Seu círculo de amizades e pacientes incluía nomes como Mallarmé, Oscar Wilde, Henry James, André Gide, Victor Hugo, Marcel Proust, Anatole France, Rodin, Monet, Renoir, Degas, entre muitos outros, e boa parte da realeza europeia. Ele também tinha, lembra Barnes, “a reputação de ser um ‘sedutor incorrigível’, um médico que dormia com suas pacientes”. Casou-se com Therese Loth-Cazalis — que, quando “jovem e muito rica, era consequentemente ‘linda’” —, mas manteve várias amantes, de cantoras de ópera e nobres até um longo affair com a atriz bissexual e ninfomaníaca Sarah Bernhardt.
Box – Em Busca do Tempo Perdido
Se fosse um diagrama, o livro teria o formato de uma constelação, com Pozzi como estrela ao centro — como aquelas cortiças com fotos e alfinetes de filmes policiais. A partir das muitas conexões do médico, Barnes faz um panorama da Belle Époque e tece comentários sobre sua importância para o mundo. O autor não humilha os leitores com seu vastíssimo conhecimento histórico e literário, mas sabe usar seu arsenal para iluminar os personagens e o período. Com sua prosa irônica e sem rodeios, somos apresentados em O Homem do Casaco Vermelho às fofocas e aos fatos mais importantes da época. A leitura é tão prazerosa e fácil quanto assistir a uma boa sitcom — daquelas em que ninguém precisa conhecer os personagens previamente para se divertir.

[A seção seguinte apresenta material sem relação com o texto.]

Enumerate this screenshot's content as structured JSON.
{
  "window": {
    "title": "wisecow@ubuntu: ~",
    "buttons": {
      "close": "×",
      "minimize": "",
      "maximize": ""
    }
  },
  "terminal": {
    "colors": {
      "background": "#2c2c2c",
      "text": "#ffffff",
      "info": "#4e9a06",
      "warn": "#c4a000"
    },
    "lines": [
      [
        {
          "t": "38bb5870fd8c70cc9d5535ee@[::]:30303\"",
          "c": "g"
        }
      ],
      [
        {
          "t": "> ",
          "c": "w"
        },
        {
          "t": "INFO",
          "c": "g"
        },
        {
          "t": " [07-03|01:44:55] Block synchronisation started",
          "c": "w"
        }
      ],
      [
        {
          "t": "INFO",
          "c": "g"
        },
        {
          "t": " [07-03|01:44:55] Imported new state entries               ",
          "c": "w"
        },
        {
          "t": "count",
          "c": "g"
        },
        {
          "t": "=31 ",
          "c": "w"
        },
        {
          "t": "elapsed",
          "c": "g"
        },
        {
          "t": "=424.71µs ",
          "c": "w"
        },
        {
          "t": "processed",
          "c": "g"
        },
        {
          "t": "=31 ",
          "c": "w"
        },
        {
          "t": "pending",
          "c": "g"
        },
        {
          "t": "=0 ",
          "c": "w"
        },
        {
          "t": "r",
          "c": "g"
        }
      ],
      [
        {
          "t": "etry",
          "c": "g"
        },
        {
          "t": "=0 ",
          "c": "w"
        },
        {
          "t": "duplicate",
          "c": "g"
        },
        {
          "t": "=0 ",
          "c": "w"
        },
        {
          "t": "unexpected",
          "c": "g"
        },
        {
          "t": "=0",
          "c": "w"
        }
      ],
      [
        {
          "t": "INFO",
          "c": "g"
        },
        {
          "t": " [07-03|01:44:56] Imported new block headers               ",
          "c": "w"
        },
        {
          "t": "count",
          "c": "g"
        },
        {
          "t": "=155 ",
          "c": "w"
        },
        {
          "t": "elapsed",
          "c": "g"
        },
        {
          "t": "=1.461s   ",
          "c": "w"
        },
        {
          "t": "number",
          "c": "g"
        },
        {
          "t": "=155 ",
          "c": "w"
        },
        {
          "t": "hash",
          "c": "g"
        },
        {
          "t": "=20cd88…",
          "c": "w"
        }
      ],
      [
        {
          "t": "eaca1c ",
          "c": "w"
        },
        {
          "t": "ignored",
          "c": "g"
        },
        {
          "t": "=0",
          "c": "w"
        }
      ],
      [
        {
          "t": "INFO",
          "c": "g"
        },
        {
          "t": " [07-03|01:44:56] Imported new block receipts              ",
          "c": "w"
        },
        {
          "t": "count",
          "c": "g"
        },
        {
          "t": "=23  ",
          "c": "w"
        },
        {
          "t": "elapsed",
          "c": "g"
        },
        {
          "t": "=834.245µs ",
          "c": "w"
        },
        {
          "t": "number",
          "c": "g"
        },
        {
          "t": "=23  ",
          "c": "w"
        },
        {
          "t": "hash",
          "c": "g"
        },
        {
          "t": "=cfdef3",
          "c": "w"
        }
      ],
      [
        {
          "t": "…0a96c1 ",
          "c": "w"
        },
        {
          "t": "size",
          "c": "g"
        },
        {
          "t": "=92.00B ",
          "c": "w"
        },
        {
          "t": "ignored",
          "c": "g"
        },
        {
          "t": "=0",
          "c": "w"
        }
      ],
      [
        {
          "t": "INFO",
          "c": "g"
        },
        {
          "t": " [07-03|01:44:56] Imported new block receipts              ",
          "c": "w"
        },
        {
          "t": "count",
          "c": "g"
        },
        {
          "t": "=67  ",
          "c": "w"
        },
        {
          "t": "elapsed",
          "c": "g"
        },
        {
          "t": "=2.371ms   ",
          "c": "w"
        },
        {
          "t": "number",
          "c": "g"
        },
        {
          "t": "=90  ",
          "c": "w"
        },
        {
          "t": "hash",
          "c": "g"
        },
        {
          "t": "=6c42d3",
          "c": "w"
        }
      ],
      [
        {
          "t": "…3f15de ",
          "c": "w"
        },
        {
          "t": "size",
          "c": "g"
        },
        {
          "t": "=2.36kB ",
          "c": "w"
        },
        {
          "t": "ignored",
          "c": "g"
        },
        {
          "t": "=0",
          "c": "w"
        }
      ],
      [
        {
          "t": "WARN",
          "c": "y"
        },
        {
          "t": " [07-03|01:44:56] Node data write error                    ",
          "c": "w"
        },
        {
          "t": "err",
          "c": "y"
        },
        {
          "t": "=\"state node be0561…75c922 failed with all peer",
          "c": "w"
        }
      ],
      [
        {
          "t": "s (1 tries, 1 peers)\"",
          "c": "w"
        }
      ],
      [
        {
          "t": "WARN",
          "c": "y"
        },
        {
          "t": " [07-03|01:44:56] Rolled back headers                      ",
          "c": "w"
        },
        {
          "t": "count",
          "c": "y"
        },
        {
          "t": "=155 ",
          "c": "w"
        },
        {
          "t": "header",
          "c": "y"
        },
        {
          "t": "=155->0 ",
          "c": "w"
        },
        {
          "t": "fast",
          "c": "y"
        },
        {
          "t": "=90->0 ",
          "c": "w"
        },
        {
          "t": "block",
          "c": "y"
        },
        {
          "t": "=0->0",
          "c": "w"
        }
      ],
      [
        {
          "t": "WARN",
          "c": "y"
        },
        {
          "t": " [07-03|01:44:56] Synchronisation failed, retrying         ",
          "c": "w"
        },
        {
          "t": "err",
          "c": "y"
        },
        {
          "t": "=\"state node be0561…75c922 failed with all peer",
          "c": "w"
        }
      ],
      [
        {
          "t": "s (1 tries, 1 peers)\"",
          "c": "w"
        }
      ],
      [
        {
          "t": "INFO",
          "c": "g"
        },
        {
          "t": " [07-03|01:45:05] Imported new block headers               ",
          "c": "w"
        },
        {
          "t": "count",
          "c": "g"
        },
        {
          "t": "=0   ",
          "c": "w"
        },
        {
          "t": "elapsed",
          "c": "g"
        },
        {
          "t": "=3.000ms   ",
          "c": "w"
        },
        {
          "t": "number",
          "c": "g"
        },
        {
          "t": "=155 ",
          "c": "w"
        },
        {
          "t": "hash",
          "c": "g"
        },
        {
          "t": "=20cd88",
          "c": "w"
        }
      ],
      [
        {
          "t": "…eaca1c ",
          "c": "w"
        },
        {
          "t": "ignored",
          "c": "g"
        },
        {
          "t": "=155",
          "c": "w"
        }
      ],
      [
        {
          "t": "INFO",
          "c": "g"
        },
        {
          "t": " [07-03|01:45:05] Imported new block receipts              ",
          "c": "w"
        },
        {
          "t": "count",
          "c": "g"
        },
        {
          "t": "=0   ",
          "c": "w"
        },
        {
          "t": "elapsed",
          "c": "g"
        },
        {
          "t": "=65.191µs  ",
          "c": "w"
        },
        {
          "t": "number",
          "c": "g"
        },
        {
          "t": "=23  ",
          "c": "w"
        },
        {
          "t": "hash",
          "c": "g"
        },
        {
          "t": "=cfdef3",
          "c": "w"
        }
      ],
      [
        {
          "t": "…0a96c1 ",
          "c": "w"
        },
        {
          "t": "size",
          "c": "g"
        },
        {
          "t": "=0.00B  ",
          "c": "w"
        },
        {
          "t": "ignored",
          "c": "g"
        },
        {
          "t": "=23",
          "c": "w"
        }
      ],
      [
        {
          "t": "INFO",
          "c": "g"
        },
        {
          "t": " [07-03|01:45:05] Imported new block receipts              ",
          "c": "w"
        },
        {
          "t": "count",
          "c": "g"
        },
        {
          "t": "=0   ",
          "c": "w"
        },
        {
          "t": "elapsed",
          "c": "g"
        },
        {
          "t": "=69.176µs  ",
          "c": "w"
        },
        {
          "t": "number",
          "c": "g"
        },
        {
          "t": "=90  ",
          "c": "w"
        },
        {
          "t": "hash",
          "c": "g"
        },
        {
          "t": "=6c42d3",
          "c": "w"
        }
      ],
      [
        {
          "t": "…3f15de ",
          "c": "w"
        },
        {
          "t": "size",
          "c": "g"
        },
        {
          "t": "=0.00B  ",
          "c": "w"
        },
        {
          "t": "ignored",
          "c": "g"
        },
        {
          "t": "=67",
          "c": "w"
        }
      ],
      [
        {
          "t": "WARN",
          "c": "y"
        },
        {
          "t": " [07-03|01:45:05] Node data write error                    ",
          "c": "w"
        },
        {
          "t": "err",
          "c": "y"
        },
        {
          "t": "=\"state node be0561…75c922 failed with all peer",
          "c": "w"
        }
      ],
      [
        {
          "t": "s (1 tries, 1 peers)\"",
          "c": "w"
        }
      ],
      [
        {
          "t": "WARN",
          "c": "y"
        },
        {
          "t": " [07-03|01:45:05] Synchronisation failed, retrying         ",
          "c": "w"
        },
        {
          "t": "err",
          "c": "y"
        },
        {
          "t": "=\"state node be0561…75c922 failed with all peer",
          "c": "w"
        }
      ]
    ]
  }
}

Um dos amigos de Pozzi era o conde Robert de Montesquiou, um arquetípico dândi parisiense. Espécie de tataravô dos hipsters, “o dândi se empolga em ser mais espirituoso e mais bem-vestido, e ter mais bom gosto do que o resto da humanidade”, define Barnes. Homossexual, festeiro, ricaço e poeta bissexto, Montesquiou curtia o dolce far niente da vida social, com muito absinto durante os flertes e maledicências. Excêntrico e cativante, virou personagem de duas obras-primas: é o protagonista Jean Des Esseintes, de Às Avessas, de Joris-Karl Huysmans; e aparece, assim como Pozzi, no totêmico Em Busca do Tempo Perdido, de Marcel Proust. Isso, sim, é um influencer de respeito. Numa trama rocambolesca, Barnes conta como Montesquiou/Des Esseintes influenciou Oscar Wilde e seu Dorian Gray a ponto de ser citado como “prova” da homossexualidade do autor irlandês no julgamento por pederastia. Ser gay era crime no Reino Unido de então, mas liberado na França.
Se Paris foi o epicentro da Belle Époque, Londres foi sua filial mais famosa. O autor brinca com a rivalidade entre as duas cidades que nutrem uma admiração mútua, mas também se acotovelam há séculos. Os ingleses apreciam as mulheres, as artes e a libertinagem parisienses. Os franceses gostam da modernidade industrial, dos tecidos e da organização londrina — mas não de suas mulheres. “Uma inglesa é uma francesa que deu errado”, pontificou o pianista Erik Satie.
Inglês, mas galicista, Barnes sabe que o 7 a 1 para Paris é inevitável. “Pode parecer óbvio agora — óbvio, porque é verdade — que a Belle Époque foi um tempo de grande triunfo para a arte francesa”, reflete. “Um ano depois do trauma de 1870-71, Monet pintou Impressão, Nascer do Sol. Quando o período terminou, em 1914, Braque e Picasso tinham lançado as fundações e pintado as formas mais puras do cubismo. No meio-tempo: Manet, Pissarro, Cézanne, Renoir, Redon, Lautrec, Seurat, Matisse, Vuillard, Bonnard e o maior de todos eles, Degas. Ou: impressionismo, neoimpressionismo, simbolismo, fauvismo, cubismo. O que a Inglaterra tinha para comparar com isso?” Voilà, realmente. Nós sempre teremos Paris, ainda bem.